The Twins are one of increasing number of professional sports teams that use dynamic pricing in an effort to move inventory and fill seats.

The San Francisco Giants were one of the first MLB teams to use the strategy. They implanted dynamic pricing for 2,000 specific seats in the 2009 season. As a result, the Giants reportedly made an additional $500,000 in revenue and sold over 25,000 additional seats.

Teams use dynamic pricing systems to determine if a ticket’s price should be raised or lowered due to weather, injuries, team standings, or other variable factors. The Giants turned to Qcue for their dynamic pricing solution, while the Twins continue to utilize Digonex Technologies.

As more major league teams take advantage of dynamic pricing, they are able to compete more directly with the ticket brokers who have been using similar fluctuation methods of pricing for their inventory all along.

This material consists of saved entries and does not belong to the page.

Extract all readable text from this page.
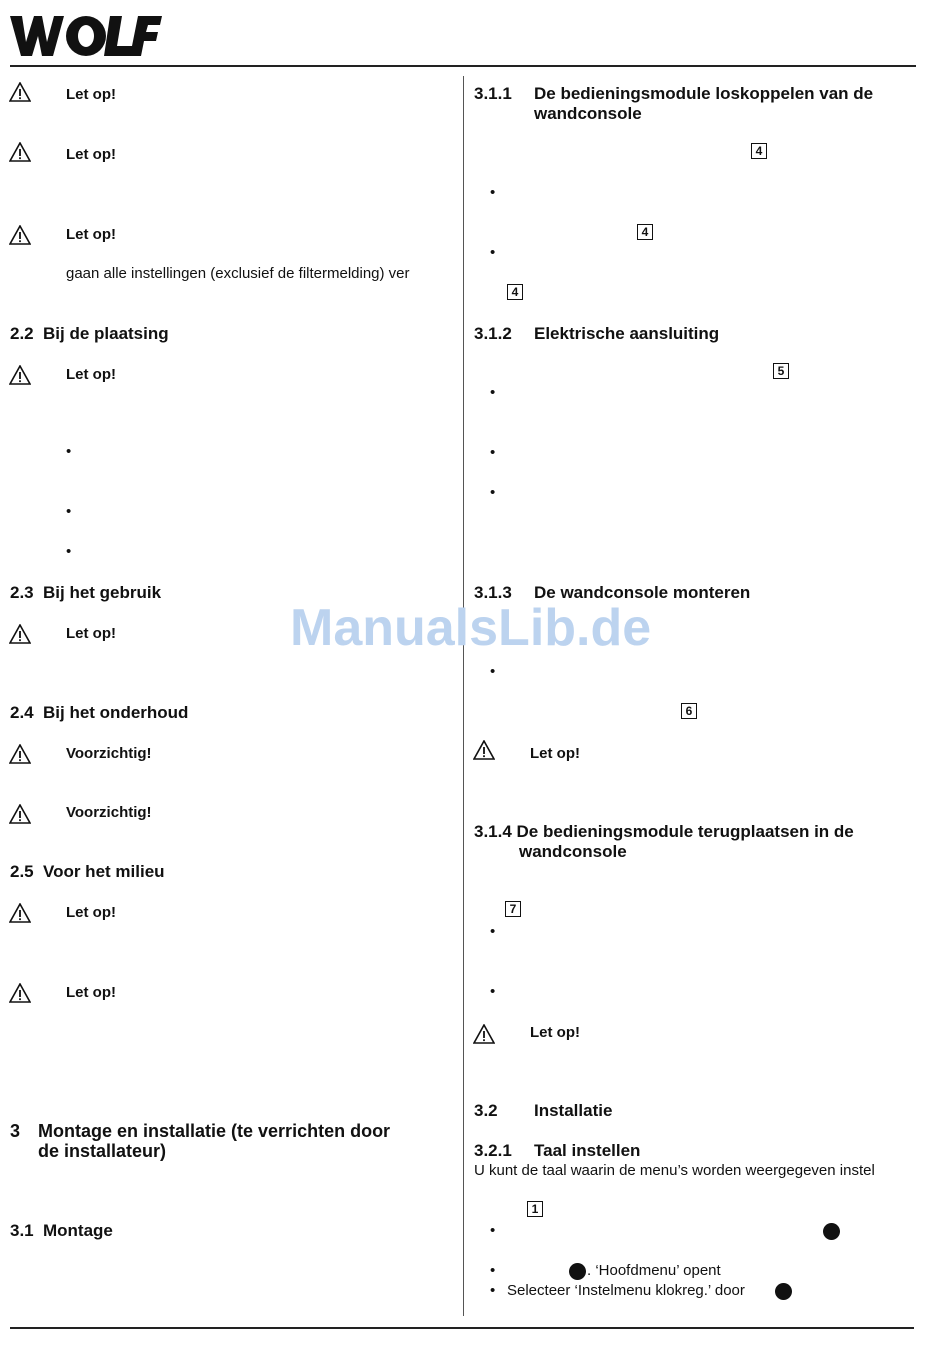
ManualsLib.de
Let op!
Let op!
Let op!
gaan alle instellingen (exclusief de filtermelding) ver
2.2 Bij de plaatsing
Let op!
•
•
•
2.3 Bij het gebruik
Let op!
2.4 Bij het onderhoud
Voorzichtig!
Voorzichtig!
2.5 Voor het milieu
Let op!
Let op!
3 Montage en installatie (te verrichten door
de installateur)
3.1 Montage
3.1.1 De bedieningsmodule loskoppelen van de
wandconsole
4
•
4
•
4
3.1.2 Elektrische aansluiting
5
•
•
•
3.1.3 De wandconsole monteren
•
6
Let op!
3.1.4 De bedieningsmodule terugplaatsen in de
wandconsole
7
•
•
Let op!
3.2 Installatie
3.2.1 Taal instellen
U kunt de taal waarin de menu’s worden weergegeven instel
1
•
•	. ‘Hoofdmenu’ opent
• Selecteer ‘Instelmenu klokreg.’ door
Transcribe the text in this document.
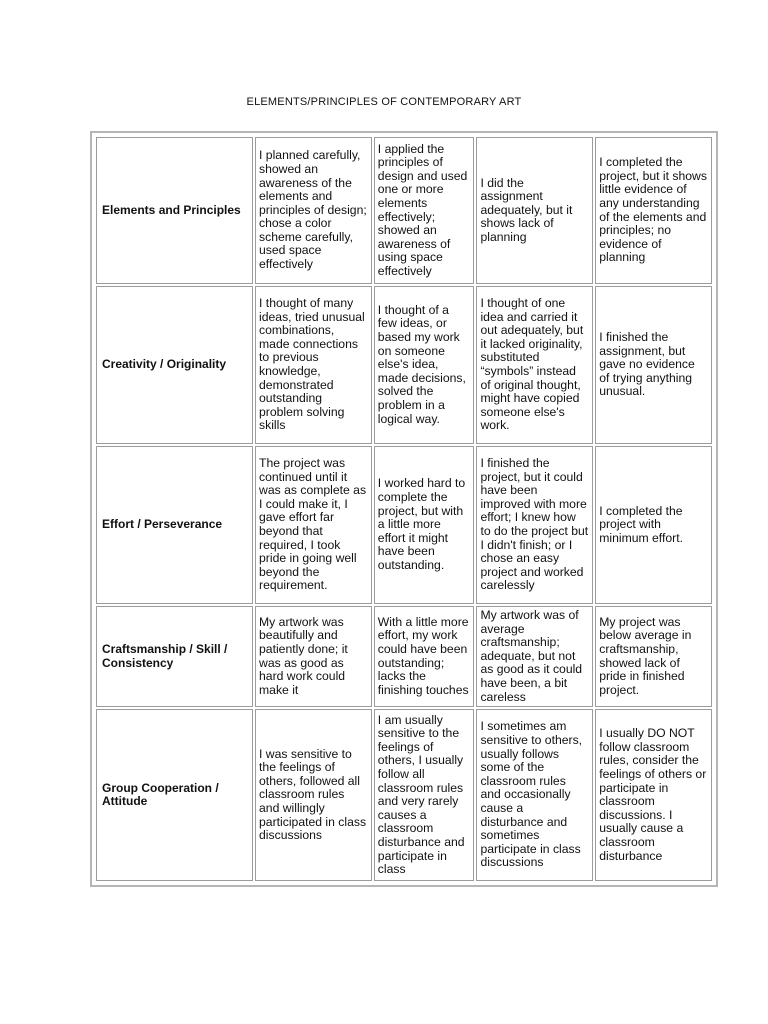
ELEMENTS/PRINCIPLES OF CONTEMPORARY ART
Elements and Principles	I planned carefully, showed an awareness of the elements and principles of design; chose a color scheme carefully, used space effectively	I applied the principles of design and used one or more elements effectively; showed an awareness of using space effectively	I did the assignment adequately, but it shows lack of planning	I completed the project, but it shows little evidence of any understanding of the elements and principles; no evidence of planning
Creativity / Originality	I thought of many ideas, tried unusual combinations, made connections to previous knowledge, demonstrated outstanding problem solving skills	I thought of a few ideas, or based my work on someone else's idea, made decisions, solved the problem in a logical way.	I thought of one idea and carried it out adequately, but it lacked originality, substituted “symbols” instead of original thought, might have copied someone else's work.	I finished the assignment, but gave no evidence of trying anything unusual.
Effort / Perseverance	The project was continued until it was as complete as I could make it, I gave effort far beyond that required, I took pride in going well beyond the requirement.	I worked hard to complete the project, but with a little more effort it might have been outstanding.	I finished the project, but it could have been improved with more effort; I knew how to do the project but I didn't finish; or I chose an easy project and worked carelessly	I completed the project with minimum effort.
Craftsmanship / Skill / Consistency	My artwork was beautifully and patiently done; it was as good as hard work could make it	With a little more effort, my work could have been outstanding; lacks the finishing touches	My artwork was of average craftsmanship; adequate, but not as good as it could have been, a bit careless	My project was below average in craftsmanship, showed lack of pride in finished project.
Group Cooperation / Attitude	I was sensitive to the feelings of others, followed all classroom rules and willingly participated in class discussions	I am usually sensitive to the feelings of others, I usually follow all classroom rules and very rarely causes a classroom disturbance and participate in class	I sometimes am sensitive to others, usually follows some of the classroom rules and occasionally cause a disturbance and sometimes participate in class discussions	I usually DO NOT follow classroom rules, consider the feelings of others or participate in classroom discussions. I usually cause a classroom disturbance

“Dynamic pricing, in many ways, begins to level the playing field,” spokesman Will Flaherty told TicketNews. Of the increased competition with pricing, he added, “More widespread use of dynamic pricing across MLB will likely have a net negative impact on ticket brokers.”

When implanting dynamic (or “demand-based”) pricing last season, the Twins faced some criticism from ticket brokers on the secondary market. The resale community charged that the team was essentially scalping the tickets that it prevented brokers from buying.

The team denied that it was scalping tickets by utilizing demand-based pricing. As Iles told TicketNews at the time, “We saw a lot of ticket scalping going on [in 2009], and we wanted to make sure fans could obtain tickets at affordable prices.”